So okay, let’s say my and Ryan’s friendship is like that: let’s say it’s made of steel underneath, and the other bits have just got to fall away. What about the eros — does that fall away, too?
Even if the answer is “no”, I’ll take it. What’s the alternative? Drop him because the friendship isn’t worth the price? I complained to somebody once, in the earlier days of my gayness, that it seemed like every time I got close to a guy, this sort of thing would rear its head.1 His advice boiled down to, “Maybe stop getting close to guys, then.” That was the last time I asked him for advice.
That’s not the case, by the way: it doesn’t happen that way with everybody. With some guys, it’s all friendship and no eros. Lord, I love those friendships, they’re like spring, they’re like cool water! And then with some, it’s all eros and no friendship. Yech, no thank you. When the eros evaporates like cheap body spray, there’s nothing left but greasy residue.

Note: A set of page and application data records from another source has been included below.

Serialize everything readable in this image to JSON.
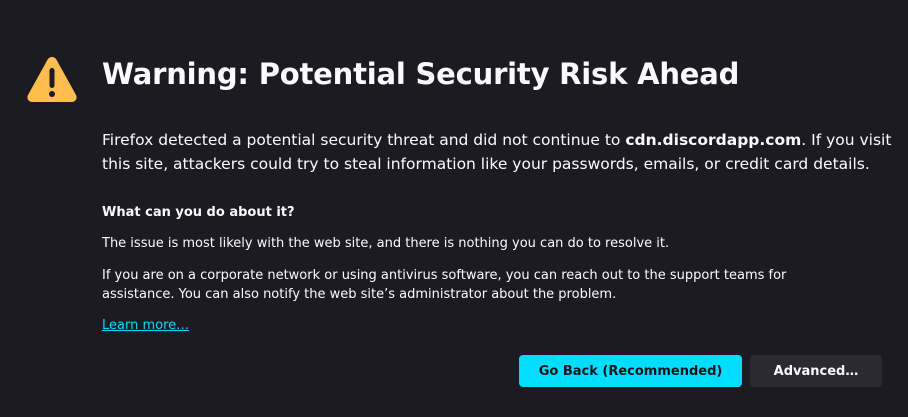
{
  "page": {
    "title": "Warning: Potential Security Risk Ahead",
    "intro_before": "Firefox detected a potential security threat and did not continue to ",
    "intro_host": "cdn.discordapp.com",
    "intro_after": ". If you visit this site, attackers could try to steal information like your passwords, emails, or credit card details.",
    "what_heading": "What can you do about it?",
    "paragraph_1": "The issue is most likely with the web site, and there is nothing you can do to resolve it.",
    "paragraph_2": "If you are on a corporate network or using antivirus software, you can reach out to the support teams for assistance. You can also notify the web site’s administrator about the problem.",
    "learn_more": "Learn more…"
  },
  "buttons": {
    "go_back": "Go Back (Recommended)",
    "advanced": "Advanced…"
  },
  "icons": {
    "warning": "warning-triangle-icon"
  },
  "colors": {
    "background": "#1c1b22",
    "accent": "#00ddff",
    "warning": "#ffbd4f",
    "secondary_button": "#2b2a33"
  }
}
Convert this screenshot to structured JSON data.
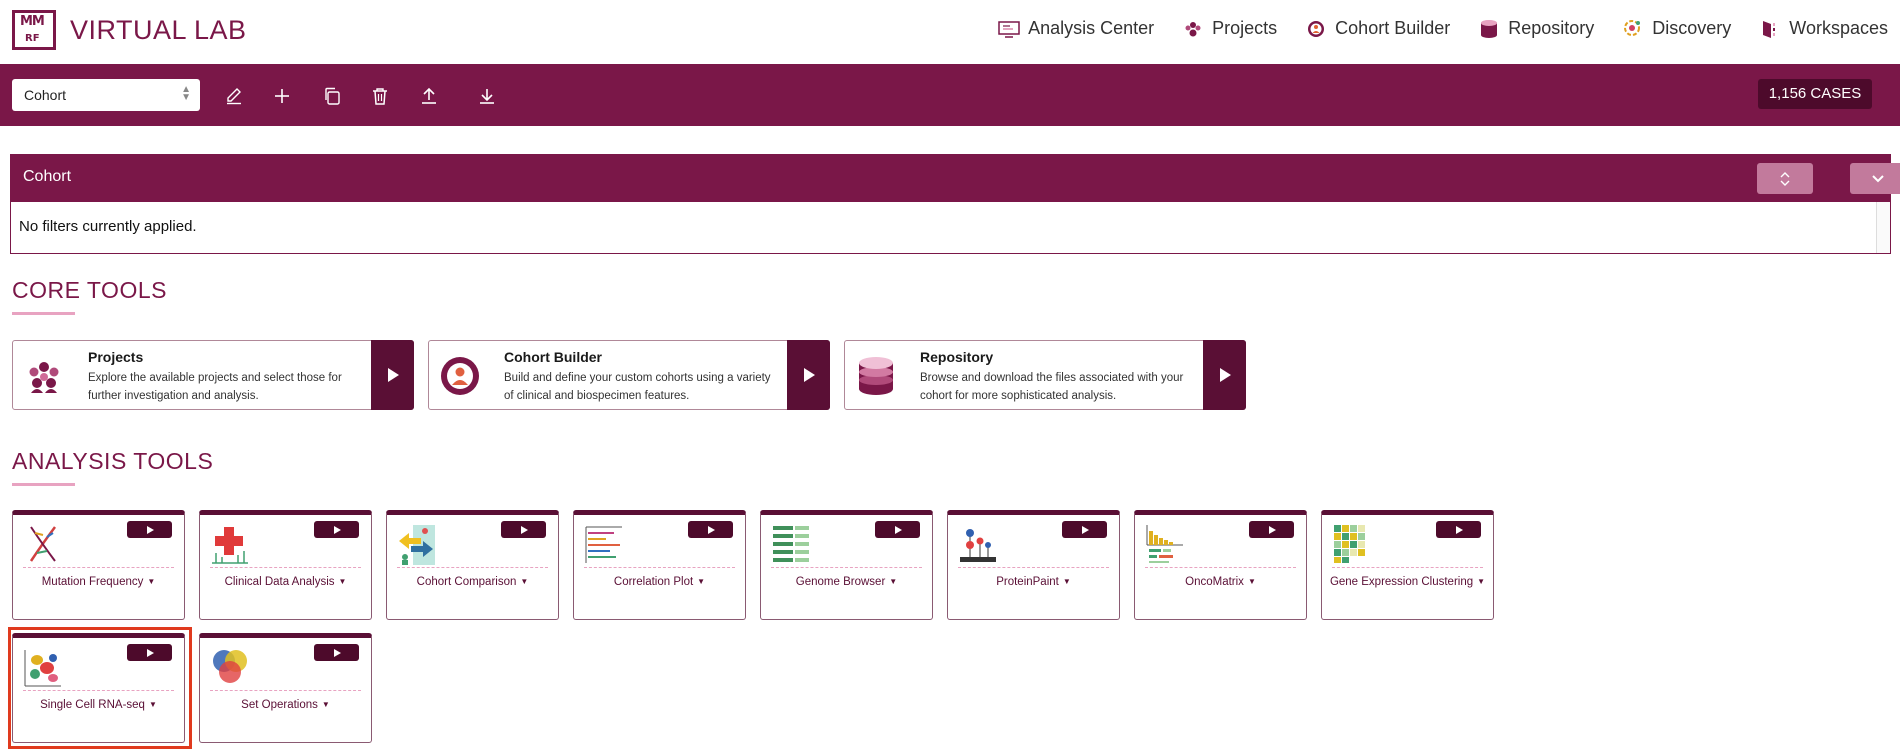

And then with some guys it’s clearly a friendship, but with some kind of semi-permanent foreign element, a live-in enemy, something I have to guard against and occasionally struggle against. That’s how it was with Sal, but I refused to feed the eros, until it finally got starved and, I’m pretty sure, dropped away completely. Kind of like rubber band ligation for hemorrhoids.
If Ryan were a priest and I were a single woman, or if he were a nun and I were a bachelor, and we were flat out in love with each other, that would be different. It’d be asking for trouble. The most we could hope for would be to maintain a permanent and painful state of suspension. The relationship would have no possible consummation.
When I say consummation, I mean that moment when a thing becomes what it is, when the truth of the thing breaks out, when the bud opens. Where lovers are concerned, the seed is eros and the fruits are many — marriage, children, diapers I guess, who knows what other mysteries. This is why, the first time a husband and wife have sex, we say that they have consummated the marriage: they’ve taken a concrete and irrevocable step into the domain of marriage, and can now begin to flower in earnest.
But what is the consummation of a friendship? I don’t know if there is one. If marriage is an orchid, with a bud that becomes a blossom, maybe friendship is an oak tree, whose purpose is not so much fruit as it is the deepening of roots, the widening of trunks, the recording of every passing year by adding another ring.
Oaks have acorns, of course, and friendship does have its fruits: things like old inside jokes, maybe. But the point is that the orchid and the oak are different organisms, two different kinds of tihngs. The more the orchid becomes itself, the more it tends towards the blossom; the more the oak becomes itself, the deeper its roots go.
An orchid is supposed to be delicate and voluptuous; but if an oak is delicate and voluptuous, then it’s not a very good oak. What’s good in a friendship, in other words, might be bad in a romantic relationship, and vice versa.
Then this is the question: can the relationship of two men ever be an orchid, or is such a relationship always an oak? If two men think their relationship is an orchid, are they just plain wrong, because that’s impossible? When I fell for S., was I an orchid for real? Or was I just an oak with an identity crisis?